Conclusions

Children outside a tent.

Across the world we need to think about new forms of architecture for teacher development. This is not the first time in history that rapid changes in communications have had a significant impact on our ambitions for educational and social progress. The end of the nineteenth century saw the world coming to be united in a net of steel, telegraph wires and ideologies of progress. The end of the twentieth century has seen similar phenomena with even more implications for enhancing and enriching learning and teaching.

Let us summarise again, therefore, our three propositions:

  • that the worldwide challenge of universal primary education (UPE) has a concomitant challenge to provide teachers and teacher education to make the experience of schooling meaningful and productive;
  • that there is a need to build new, flexible, effective, school based forms of teacher education at a reach hitherto undreamt of;
  • that to do this, emergent models of development that exploit new forms of technology need to be examined, in order that new practices of teacher education might be shared, experienced and evaluated globally.

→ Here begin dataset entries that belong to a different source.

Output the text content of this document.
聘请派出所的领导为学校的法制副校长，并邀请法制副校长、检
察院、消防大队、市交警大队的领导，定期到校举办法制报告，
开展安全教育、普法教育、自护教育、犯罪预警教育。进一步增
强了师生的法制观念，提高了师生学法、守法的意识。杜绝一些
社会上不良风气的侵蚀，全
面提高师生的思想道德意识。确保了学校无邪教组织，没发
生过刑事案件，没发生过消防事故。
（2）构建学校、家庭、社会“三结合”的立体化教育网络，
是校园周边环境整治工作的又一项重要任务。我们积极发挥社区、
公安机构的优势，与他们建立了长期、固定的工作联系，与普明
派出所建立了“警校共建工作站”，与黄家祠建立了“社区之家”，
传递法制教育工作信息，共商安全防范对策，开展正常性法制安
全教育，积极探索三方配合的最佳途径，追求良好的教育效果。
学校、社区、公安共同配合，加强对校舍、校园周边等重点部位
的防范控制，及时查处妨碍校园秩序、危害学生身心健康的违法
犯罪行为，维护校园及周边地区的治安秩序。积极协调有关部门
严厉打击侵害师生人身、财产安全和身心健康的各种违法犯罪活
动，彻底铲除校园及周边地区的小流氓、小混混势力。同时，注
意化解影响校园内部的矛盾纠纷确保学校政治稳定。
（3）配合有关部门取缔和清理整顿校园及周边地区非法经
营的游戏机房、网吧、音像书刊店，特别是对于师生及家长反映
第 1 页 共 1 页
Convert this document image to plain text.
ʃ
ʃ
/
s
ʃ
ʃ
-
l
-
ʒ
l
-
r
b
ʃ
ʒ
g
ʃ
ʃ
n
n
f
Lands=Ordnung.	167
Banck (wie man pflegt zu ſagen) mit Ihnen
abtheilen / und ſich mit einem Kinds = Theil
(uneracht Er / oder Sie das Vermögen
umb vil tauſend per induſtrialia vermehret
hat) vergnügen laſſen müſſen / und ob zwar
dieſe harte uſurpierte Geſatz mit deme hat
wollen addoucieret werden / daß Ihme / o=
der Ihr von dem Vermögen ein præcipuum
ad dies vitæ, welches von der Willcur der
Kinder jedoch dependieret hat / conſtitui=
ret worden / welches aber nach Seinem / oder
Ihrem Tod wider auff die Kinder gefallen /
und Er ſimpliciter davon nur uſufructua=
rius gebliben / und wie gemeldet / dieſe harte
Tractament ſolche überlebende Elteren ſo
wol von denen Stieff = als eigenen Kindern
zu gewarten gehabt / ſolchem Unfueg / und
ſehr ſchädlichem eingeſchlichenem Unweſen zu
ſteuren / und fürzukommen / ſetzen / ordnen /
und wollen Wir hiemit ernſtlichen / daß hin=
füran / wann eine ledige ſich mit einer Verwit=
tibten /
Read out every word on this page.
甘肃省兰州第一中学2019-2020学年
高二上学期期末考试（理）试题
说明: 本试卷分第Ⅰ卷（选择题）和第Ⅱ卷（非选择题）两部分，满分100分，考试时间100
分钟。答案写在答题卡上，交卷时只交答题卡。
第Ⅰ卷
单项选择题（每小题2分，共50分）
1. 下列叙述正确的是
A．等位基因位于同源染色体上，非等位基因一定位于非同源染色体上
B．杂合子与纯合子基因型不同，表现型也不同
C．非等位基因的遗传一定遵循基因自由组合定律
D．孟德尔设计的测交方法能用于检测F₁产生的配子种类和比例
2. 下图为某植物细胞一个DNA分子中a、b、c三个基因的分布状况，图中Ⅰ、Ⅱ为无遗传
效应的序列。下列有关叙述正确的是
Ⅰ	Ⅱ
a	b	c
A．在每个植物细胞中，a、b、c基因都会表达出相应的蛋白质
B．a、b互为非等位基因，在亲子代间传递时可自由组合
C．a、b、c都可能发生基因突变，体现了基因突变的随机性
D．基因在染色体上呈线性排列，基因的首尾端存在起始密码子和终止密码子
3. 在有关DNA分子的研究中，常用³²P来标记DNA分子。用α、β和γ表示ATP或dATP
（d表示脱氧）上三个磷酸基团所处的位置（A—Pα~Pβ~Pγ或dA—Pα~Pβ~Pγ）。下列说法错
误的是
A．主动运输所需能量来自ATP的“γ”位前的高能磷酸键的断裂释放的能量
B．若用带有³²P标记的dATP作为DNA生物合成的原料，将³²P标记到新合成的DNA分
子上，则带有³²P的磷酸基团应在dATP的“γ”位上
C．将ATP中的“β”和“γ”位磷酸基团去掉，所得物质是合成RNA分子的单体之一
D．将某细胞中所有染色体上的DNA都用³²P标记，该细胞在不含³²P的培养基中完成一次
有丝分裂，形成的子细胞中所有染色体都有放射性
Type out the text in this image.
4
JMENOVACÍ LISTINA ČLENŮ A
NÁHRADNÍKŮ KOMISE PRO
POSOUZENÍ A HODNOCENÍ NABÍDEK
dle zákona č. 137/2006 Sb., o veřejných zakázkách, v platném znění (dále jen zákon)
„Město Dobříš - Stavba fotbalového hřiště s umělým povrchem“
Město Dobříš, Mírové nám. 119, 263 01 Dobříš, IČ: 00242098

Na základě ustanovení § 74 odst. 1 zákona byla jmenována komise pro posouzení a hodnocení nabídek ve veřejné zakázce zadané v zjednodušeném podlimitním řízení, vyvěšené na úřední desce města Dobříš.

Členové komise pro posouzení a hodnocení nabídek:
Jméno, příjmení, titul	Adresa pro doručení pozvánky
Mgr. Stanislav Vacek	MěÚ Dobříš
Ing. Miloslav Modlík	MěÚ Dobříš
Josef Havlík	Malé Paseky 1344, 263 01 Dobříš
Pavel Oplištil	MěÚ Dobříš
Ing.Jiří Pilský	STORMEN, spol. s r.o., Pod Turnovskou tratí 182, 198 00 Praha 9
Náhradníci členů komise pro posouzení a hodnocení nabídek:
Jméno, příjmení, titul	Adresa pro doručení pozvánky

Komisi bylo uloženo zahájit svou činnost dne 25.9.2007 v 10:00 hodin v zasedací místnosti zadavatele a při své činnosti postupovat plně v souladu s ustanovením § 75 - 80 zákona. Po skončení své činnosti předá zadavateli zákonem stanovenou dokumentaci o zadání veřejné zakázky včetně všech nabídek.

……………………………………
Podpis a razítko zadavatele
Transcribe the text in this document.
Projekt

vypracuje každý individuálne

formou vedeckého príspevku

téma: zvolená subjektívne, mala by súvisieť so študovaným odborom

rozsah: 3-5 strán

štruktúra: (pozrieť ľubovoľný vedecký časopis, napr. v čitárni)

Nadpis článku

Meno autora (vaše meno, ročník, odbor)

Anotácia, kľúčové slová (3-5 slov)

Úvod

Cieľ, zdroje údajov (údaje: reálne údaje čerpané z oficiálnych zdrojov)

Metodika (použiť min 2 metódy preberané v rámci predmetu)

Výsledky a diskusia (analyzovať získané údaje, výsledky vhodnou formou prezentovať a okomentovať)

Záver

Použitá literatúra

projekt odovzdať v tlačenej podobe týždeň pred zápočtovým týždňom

We have looked in some detail at the building of new programmes, analysed the conditions of their success and explored the conditions under which identity, self esteem and dignity could characterise future directions for teacher reform.

Across the world, many internationally recognised institutions and groups drive the improvement of teacher education, attracting scholars and ideas from every part of the globe. Few of these are situated in the developing world. Few are driven by the real agendas of the poor and the dispossessed. We believe that a task for teacher education, in parallel with UPE, is to create a new and imaginative 'architecture' for discourse and debate that is truly international, drawing on wide ranging practices and scholarship, and one that embraces the challenge set out in this paper. The form of that architecture, together with the roles of individuals and communities in creatively working together in this, provides an agenda for the next stage of development.